For the regex case, {5} looks more like a quantifier than like a hash key because a hard-coded number as a hash keys is a bit unlikely, though this isn't a slam-dunk winner.

- tye        

Replies are listed 'Best First'.
Re^2: Interpolation differences between Strings and Regular Expressions (weight)
by grinder (Bishop) on Jun 13, 2007 at 06:28 UTC
    mostly just greedy parsing so it always pulls in the trailing {...} to make a hash deref

    Similarly, if the lexer in the regexp engine doesn't find a closing curly, the opening curly automatically loses its meta aspect...

    print "a{5" =~ /a{5/

    ... prints 1. This could be the source of annoying errors if you're not careful. The explanation I received was that in terms of costs and benefits, to maintain sufficient context to maintain the ability to report the error would be too much of overhead during the parse. Or something like that, I'm a little hazy on the details by now.
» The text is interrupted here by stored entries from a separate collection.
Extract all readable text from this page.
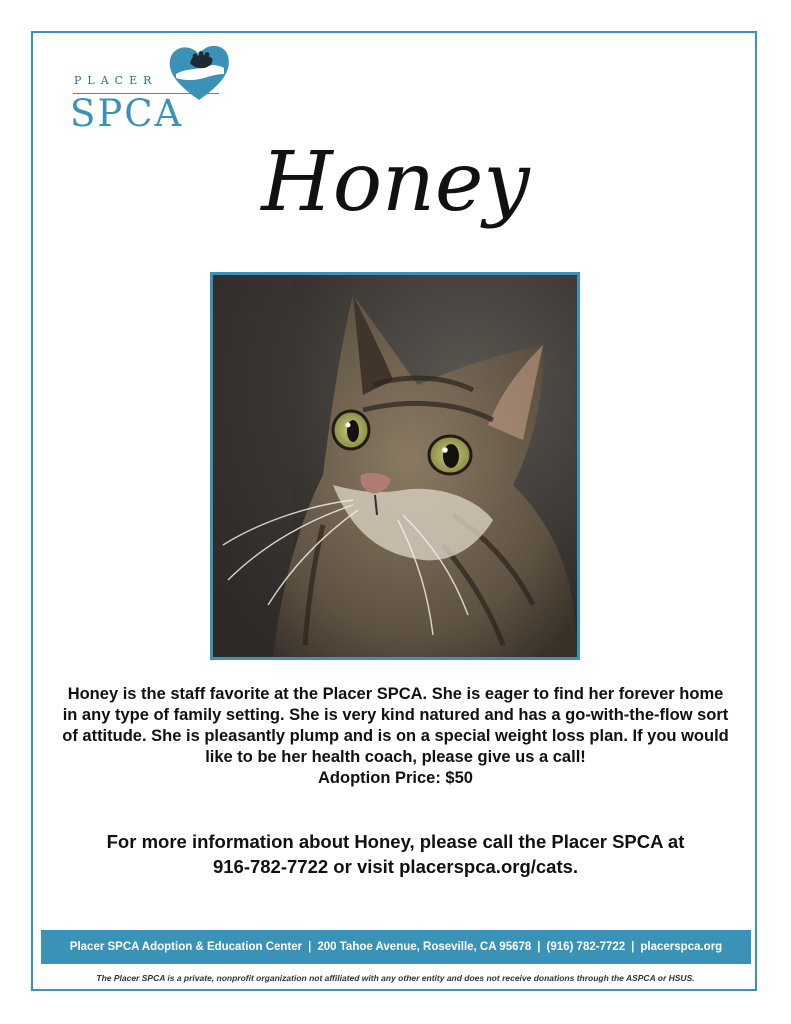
PLACER
SPCA
Honey

Honey is the staff favorite at the Placer SPCA. She is eager to find her forever home in any type of family setting. She is very kind natured and has a go-with-the-flow sort of attitude. She is pleasantly plump and is on a special weight loss plan. If you would like to be her health coach, please give us a call!

Adoption Price: $50

For more information about Honey, please call the Placer SPCA at

916-782-7722 or visit placerspca.org/cats.

Placer SPCA Adoption & Education Center | 200 Tahoe Avenue, Roseville, CA 95678 | (916) 782-7722 | placerspca.org
The Placer SPCA is a private, nonprofit organization not affiliated with any other entity and does not receive donations through the ASPCA or HSUS.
    Nor can I recall having been bitten by this behaviour, so the decision as it stands was probably correct.

    • another intruder with the mooring in the heart of the Perl

      Actually, it was purely a decision to maintain some backward compatibility with earlier regex implementations that didn't treat curlies as metacharacters. In retrospect, probably a mistake, but traditional regex syntax is full of such mistakes, where rather than having a consistent backslashing rule, you have to put metacharacters where they don't make sense to match them literally, such as the infamous []x-] character class, which cannot be written in any other order, because the literal hyphen must come either first or last, and the right bracket may only come first, so the hyphen must come last.